Für den Nachweis von mRNA im Gewebe zur Erforschung der räumlichen Expression werden RNase-frei gewonnene Gewebedünnschnitte benötigt. Dabei kann es sich um Paraffinschnitte, Gefrierschnitte oder auch in Harze eingebettete Gewebeschnitte handeln. Die Sonde kann eine RNA-Sonde, eine DNA-Sonde oder ein Oligonukleotid sein. Sie muss in ihrer Nukleinsäuresequenz komplementär zu der nachzuweisenden Nukleinsäure sein, d.h. eine RNA-Sonde ist der Gegenstrang zu der mRNA im Gewebe bzw. entspricht dem codogenen Strang der DNA. Markierte
RNA-Sonden werden durch in vitro-Transkription mit markierten Nukleotiden hergestellt. Dabei kann die Markierung nicht-radioaktiv oder radioaktiv erfolgen. Die nicht-radioaktive Markierung hat u.a. die Vorteile, dass sie einfacher und sicherer in der Handhabung und auch günstiger ist. Es kann mit Digoxigenin (Dig), Biotin oder Fluorescein markiert werden. Diese Moleküle können immunhistochemisch indirekt mit Hilfe von markierten Antikörpern bzw. Streptavidin-Enzym-Konjugaten nachgewiesen oder im Fall von Fluorescein direkt unter dem Mikroskop beurteilt werden. Die radioaktive Markierung wird mit Autoradiographie sichtbar gemacht und ist sensitiver. Die Auswertung der In situ-Hybridisierung findet mikroskopisch statt (zusammengefasst nach LEITCH et al., 1994 und JIN und LLOYD, 1997).
Ziel dieser Arbeit
Ziel dieser Arbeit ist es, eine In situ-Hybridisierung für den Nachweis der Lokalisation der Expression der adrenergen Rezeptoren auf zellulärer Ebene in der Milchdrüse des Rindes zu entwickeln. Damit soll die Hypothese geprüft werden, ob der ejektionsbedingte Transport der Milch vom Alveolargewebe in die Drüsenzisterne durch die Stimulierung von adrenergen Rezeptoren im Bereich des Milchgangsystems beeinflusst wird.

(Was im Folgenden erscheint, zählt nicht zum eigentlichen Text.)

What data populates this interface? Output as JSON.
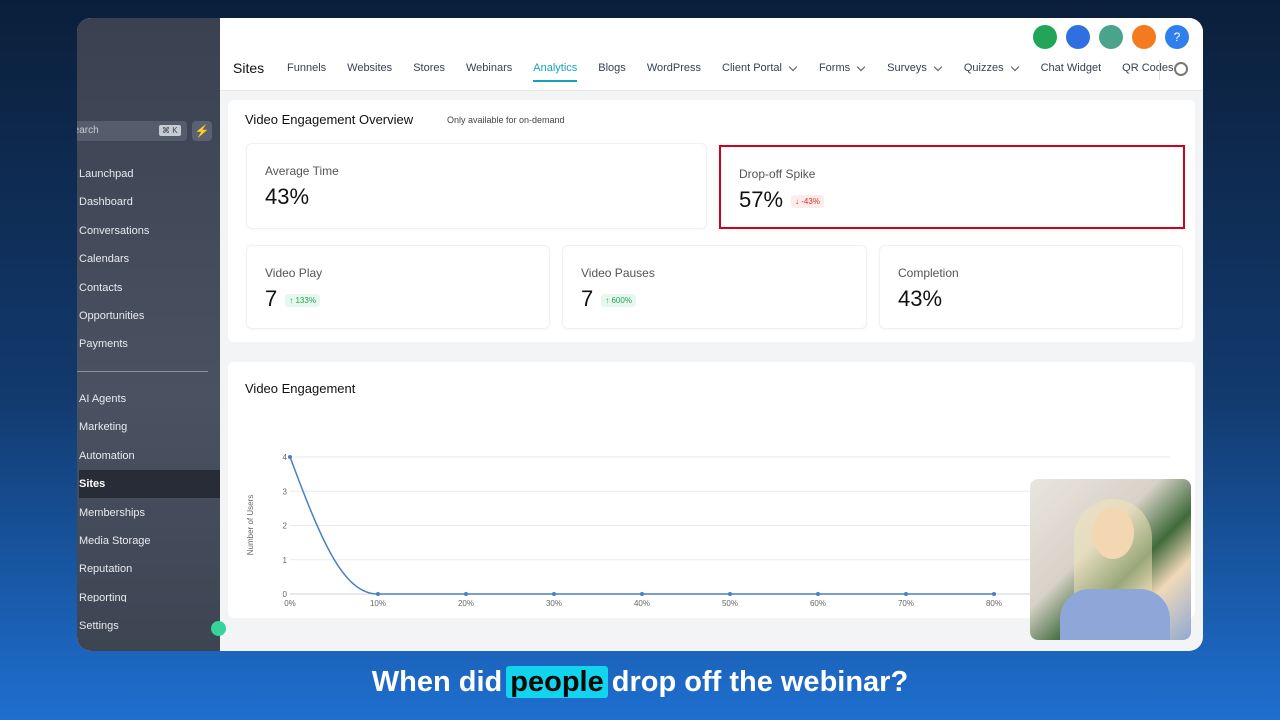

Es wird vermutet, dass sich die adrenergen Rezeptoren in den glatten Muskelzellen, die zirkulär um die großen Milchgänge lokalisiert sind, befinden (WELLNITZ et al., 2001). Sie sind somit an der Verhinderung des Milchflusses beteiligt, indem bei ihrer Stimulierung die großen Milchgänge verengt werden. Dadurch wird ein Abfließen der Milch in die Drüsenzisterne verhindert. Mit dem Nachweis der Lokalisation der adrenergen Rezeptoren in den Zellen des Euters soll der genaue Wirkort der Katecholamine untersucht werden.